Все собрались на берегу в ожидании пингвинов. Как только птицы выходят на берег из волн, они попадают в окружение и становятся нашими запасами. Ножки, грудки, печенки и сердечки замораживаем на снегу. Шкурки пополняют кучу топлива, размеры которой уже радуют глаз. На шкурках есть подкожный жирок, топить ими лучше, чем тюленьим салом, восьми штук достаточно, чтобы приготовить еду на целый день.
В день рожденья Кинга устроили застолье из сухих пайков (каждая упаковка объемом 100–200 грамм) и сладкого напитка: в 18-ти литрах воды развели от 250 до 350 грамм сахара, добавив туда несколько ложек спирта.
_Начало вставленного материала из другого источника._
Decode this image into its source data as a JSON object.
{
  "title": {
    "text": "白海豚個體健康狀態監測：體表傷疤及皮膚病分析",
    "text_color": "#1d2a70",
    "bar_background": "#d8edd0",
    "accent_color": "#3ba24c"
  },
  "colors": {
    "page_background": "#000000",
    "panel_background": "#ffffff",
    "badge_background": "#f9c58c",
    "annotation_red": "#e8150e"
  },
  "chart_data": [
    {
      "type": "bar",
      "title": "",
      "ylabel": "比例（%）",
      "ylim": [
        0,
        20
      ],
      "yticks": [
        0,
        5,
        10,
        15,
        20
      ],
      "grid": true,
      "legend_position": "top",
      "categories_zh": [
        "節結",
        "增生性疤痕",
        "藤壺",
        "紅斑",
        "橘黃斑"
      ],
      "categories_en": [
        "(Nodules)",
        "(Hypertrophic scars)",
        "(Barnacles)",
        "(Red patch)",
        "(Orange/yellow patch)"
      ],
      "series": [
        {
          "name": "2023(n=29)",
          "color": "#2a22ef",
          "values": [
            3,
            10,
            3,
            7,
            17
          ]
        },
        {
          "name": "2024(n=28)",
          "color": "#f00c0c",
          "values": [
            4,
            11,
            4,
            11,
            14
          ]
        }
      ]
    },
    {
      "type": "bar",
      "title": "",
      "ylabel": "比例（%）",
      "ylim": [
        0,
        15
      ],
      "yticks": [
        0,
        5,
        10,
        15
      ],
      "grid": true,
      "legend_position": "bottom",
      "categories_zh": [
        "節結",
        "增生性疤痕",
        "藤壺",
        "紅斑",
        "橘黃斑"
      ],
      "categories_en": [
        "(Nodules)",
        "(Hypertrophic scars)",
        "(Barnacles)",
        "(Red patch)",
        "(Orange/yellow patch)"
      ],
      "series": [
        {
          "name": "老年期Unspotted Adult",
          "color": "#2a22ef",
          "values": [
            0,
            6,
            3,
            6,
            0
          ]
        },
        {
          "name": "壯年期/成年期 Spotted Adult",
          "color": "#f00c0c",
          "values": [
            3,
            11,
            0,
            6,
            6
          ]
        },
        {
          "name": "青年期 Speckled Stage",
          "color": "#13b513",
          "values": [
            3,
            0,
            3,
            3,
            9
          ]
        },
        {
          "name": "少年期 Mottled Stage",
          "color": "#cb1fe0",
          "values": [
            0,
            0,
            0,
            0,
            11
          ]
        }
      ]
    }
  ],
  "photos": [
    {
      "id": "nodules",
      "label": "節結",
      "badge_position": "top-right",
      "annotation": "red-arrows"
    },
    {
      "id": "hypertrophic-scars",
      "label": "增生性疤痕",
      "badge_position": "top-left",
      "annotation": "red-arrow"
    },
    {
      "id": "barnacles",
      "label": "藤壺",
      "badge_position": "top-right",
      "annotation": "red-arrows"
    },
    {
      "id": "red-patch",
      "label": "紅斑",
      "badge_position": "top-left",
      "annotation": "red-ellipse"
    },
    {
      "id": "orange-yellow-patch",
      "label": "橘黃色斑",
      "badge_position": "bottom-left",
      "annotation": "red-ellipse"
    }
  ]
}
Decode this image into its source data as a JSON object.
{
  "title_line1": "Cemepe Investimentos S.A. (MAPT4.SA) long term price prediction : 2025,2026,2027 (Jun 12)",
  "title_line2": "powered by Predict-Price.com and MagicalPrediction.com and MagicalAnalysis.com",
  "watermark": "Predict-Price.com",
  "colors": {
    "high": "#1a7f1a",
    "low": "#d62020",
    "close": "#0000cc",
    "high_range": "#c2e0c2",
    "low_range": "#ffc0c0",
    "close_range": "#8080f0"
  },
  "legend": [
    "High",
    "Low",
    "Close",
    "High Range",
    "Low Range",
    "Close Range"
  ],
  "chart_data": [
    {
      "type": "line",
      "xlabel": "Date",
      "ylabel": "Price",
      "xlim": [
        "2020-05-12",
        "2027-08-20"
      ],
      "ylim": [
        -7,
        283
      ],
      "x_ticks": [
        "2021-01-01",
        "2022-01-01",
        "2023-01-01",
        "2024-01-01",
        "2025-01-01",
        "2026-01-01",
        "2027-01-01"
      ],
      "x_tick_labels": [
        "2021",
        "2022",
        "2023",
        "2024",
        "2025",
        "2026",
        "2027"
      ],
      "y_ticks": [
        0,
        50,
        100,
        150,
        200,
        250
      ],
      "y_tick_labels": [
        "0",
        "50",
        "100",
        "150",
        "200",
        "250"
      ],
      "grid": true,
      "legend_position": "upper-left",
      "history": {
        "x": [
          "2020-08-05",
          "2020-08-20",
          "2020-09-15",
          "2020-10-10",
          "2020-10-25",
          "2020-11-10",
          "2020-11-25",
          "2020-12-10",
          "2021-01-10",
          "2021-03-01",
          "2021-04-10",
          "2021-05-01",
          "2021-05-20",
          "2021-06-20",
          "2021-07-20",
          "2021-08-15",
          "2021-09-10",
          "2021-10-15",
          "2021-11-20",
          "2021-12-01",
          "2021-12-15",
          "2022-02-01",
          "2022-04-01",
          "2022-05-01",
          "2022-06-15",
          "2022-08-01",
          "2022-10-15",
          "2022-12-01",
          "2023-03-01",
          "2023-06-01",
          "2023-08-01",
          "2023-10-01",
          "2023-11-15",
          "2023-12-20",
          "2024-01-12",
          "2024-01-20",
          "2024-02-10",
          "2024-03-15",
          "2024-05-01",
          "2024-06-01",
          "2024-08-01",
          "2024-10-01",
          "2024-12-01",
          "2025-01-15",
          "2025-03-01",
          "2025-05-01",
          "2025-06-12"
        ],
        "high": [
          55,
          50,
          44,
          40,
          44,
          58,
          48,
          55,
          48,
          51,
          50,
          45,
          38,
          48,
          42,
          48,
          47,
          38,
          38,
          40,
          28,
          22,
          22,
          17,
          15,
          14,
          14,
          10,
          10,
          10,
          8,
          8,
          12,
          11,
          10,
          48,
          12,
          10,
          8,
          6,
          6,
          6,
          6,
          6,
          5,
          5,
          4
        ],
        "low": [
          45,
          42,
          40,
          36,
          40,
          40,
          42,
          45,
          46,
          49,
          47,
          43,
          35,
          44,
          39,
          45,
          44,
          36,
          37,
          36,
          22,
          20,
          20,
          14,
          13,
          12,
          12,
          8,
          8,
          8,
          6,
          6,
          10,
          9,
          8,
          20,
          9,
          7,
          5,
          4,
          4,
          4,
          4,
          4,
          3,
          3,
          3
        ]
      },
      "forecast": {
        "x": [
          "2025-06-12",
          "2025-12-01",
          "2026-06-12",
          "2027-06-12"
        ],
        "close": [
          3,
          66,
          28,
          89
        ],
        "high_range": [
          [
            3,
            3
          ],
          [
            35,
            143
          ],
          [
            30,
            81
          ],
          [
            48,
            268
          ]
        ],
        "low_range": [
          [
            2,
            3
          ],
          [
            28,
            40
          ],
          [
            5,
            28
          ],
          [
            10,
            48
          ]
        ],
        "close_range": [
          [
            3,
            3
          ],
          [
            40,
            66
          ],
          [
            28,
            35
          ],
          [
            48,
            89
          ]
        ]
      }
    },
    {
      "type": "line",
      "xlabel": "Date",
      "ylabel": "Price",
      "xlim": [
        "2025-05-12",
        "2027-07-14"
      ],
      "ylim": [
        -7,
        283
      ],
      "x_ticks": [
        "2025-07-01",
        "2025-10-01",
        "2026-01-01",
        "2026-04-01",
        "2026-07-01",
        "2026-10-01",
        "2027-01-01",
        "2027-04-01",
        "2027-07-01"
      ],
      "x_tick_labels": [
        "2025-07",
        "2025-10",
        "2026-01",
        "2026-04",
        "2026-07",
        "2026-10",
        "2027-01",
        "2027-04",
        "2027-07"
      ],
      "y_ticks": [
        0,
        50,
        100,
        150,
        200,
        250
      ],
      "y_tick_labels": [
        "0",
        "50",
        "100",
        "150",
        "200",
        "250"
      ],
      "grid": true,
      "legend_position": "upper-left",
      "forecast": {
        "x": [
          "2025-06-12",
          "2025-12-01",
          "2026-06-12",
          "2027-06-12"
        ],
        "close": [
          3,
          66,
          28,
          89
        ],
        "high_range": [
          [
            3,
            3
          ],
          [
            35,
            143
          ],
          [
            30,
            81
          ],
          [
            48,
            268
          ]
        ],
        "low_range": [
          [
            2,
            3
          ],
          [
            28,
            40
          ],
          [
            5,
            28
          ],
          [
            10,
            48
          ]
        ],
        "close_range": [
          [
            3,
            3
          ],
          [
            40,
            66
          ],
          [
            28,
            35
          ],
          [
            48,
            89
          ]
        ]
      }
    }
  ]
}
Многие, выпив, обнаружили, что зарыли в землю певческие таланты.
Из всех занятий: еда, сон и ожидание. Однообразное меню из пингвинов и тюленины за шесть месяцев слегка опротивело. Наши вкусовые рецепторы жаждут хоть каких-то перемен.
Блэкборо, пациент доктора Макилроя, уже восемь недель – со времени нашего путешествия на шлюпках – страдает из-за обмороженной ноги и сегодня ему ампутировали на ней несколько пальцев. На время операции всех, кроме Уайлда, врача и Хоу, отправили подышать свежим воздухом. Навряд ли кто-то когда-либо делал анестезию в таких необычных обстоятельствах. Операционный стол сделали из ящиков из-под ореховой муки, накрыв их одеялами. Поддерживали в «операционной» (в нашей дымной хижине) 79-градусную температуру [+26° С], жарко топя печку пингвиньими шкурами. Несмотря на эти неблагоприятные условия, благодаря стараниям докторов Маклина и Макилроя, которые спасли очень много пальцев, рук и ног, операция прошла в высшей степени успешно.